The novel is set in the midst of World War I, and our narrator is Montana teenager Robert Weekes. His mother was well-known for her daring bravery for flying wounded soldiers from the front lines of battle for the Rescue and Evacuation (R&E) Department of the US Sigilry Corps, the Emperical Philosophy branch of the United States Armed forces. Robert dreams of joining the R&E, but doesn’t have a shot (remember the aforementioned matriarchy) until a chance of luck and a brush with death lands him with a scholarship to Radcliffe, a prestigious Boston College where the various branches of philosophy are taught. The book launches from there as Robert encounters many obstacles and enemies, but gathers support as he strives towards his goal.

This details and complex characters of this book are woven carefully with the creation of an alternate universe that is the same, yet not quite ours. This alternative US history makes it a good read for both lovers of fantasy as well as historical fiction. Miller subtly threads themes of war, violence, friendship, politics, and even feminism while keeping the overall tone of this book light and fast-paced. There is also a charming love story so this novel really does appeal to a wide-ranging audience.

The book’s use of magic to fight in real wars, mention of actual historical figures, and creation of a complex form of magic reminded me a lot of “Jonathan Strange & Mr. Norell“, although at 400 pages it is long, but not quite as a long as Susanna Clarke’s 2004 volume. The Philosopher’s Flight is in the works for a sequel, which is a well-deserved opportunity for first time novelist Tom Miller, and a treat for his readers.

The Philisopher’s Flight by Tom Miller

Published on: February 13, 2018

I read this as: a library book

The Immortalists by Chloe Benjamin

The Immortalists by Chloe Benjamin

Bejamin Chloe 2018.02I cannot think of a way to begin this post without a morbid thought so I’ll just come out and say it: this book is about death. Not just about the end of life, but life itself, and how would you spend it if you knew when your last day was coming. The four Gold siblings seek out a fortune-teller in 1969, who tells each of them the day they are going to die. The rest of the book is how each of them live with this knowledge, both in denial and obsessed with it, knowing their last day changes their courses and behavior, or was that how it was always meant to be?

I believe that while we see things as linear, with time progressing from beginning to end, our souls live outside of the dimensions of time, so that in a way, everything is always occurring. This gives me peace when loved ones have passed, I believe that somehow, our happy moments never leave us and somewhere they live on (my husband calls these my “hippie thoughts”, but hey, like I said it gives me peace). Of course, if everything is always occuring, that means that the date of death is already set, and there’s really nothing we can do to change it. The Immortalists is written with a similar premise, with each character continuing to their last day, even though the reader and the characters keep wondering if there is anything they can do that will alter it:

‘What if I change?’ she asked the fortune teller, all those years ago, sure that knowledge could save her from bad luck and tragedy. ‘Most people don’t,’ the woman said.”

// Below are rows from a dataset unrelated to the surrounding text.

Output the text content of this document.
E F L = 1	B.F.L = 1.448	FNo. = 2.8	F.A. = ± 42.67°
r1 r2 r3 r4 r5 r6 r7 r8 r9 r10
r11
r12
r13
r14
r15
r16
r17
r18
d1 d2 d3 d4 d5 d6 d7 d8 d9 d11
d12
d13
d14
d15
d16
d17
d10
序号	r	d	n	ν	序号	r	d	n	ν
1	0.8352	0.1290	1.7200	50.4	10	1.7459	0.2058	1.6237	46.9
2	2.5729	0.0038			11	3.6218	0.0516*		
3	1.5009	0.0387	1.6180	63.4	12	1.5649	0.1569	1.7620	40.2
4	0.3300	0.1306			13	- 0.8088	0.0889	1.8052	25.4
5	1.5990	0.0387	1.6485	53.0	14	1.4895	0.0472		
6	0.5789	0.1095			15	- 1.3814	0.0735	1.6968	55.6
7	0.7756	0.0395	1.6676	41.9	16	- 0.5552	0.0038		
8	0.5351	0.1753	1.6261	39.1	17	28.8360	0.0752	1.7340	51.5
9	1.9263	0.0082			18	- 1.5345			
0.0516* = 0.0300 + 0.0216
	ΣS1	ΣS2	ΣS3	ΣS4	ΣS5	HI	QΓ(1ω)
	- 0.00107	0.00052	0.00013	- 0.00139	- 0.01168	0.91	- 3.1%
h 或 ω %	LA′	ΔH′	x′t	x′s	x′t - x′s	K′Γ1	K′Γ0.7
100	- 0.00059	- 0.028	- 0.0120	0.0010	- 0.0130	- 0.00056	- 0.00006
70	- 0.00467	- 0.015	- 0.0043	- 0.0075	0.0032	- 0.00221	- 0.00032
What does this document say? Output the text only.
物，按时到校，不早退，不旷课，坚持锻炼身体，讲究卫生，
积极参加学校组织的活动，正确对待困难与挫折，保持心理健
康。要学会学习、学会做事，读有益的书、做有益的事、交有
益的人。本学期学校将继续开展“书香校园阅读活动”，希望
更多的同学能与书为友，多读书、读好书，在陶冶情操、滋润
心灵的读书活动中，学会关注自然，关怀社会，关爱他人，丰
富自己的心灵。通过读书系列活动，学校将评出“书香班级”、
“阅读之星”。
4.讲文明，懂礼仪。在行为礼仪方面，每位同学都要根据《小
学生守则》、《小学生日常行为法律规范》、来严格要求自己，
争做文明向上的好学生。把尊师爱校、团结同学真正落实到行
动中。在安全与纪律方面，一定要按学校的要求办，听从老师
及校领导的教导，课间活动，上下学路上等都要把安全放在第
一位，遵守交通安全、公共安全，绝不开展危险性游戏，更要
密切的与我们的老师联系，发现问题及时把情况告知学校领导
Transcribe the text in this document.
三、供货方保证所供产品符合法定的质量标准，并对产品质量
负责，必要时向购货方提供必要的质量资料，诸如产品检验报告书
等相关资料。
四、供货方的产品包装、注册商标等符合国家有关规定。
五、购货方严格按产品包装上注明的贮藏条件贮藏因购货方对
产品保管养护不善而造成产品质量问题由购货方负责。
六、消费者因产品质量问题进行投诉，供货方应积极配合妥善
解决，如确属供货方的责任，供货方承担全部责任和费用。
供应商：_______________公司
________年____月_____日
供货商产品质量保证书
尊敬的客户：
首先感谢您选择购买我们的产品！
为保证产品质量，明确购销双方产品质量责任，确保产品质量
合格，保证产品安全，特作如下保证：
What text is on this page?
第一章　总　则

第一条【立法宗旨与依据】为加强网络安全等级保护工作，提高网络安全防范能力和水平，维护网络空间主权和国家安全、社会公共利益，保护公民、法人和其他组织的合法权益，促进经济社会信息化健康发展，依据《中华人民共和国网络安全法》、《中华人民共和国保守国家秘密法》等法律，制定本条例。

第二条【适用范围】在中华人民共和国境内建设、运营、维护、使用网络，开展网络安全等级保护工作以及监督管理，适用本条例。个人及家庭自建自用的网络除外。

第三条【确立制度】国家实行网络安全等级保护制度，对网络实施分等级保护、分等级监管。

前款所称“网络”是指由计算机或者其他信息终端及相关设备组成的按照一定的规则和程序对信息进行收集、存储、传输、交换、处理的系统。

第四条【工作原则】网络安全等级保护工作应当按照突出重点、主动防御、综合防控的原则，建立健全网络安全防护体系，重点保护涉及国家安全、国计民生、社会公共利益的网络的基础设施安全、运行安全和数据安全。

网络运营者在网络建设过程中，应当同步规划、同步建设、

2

When I started this book I thought it would have a bit of magical realism, but aside from the fortune telling, it is set firmly in reality; there is no whimsy in this book, I don’t even think there was one joke. As one could expect in a book about death, there is a good amount of heartache in this story, but the writing was beautiful and I think Benjamin did a good job of showing how each sibling felt and how that impacted their decision-making. This book is also about life, as each sibling chooses to spend it quite differently, and about family and sibling relationships, and Jewish culture. I would recommend it to anyone looking to read a strong piece of literary fiction or someone who enjoys philosophical questions of fate and destiny.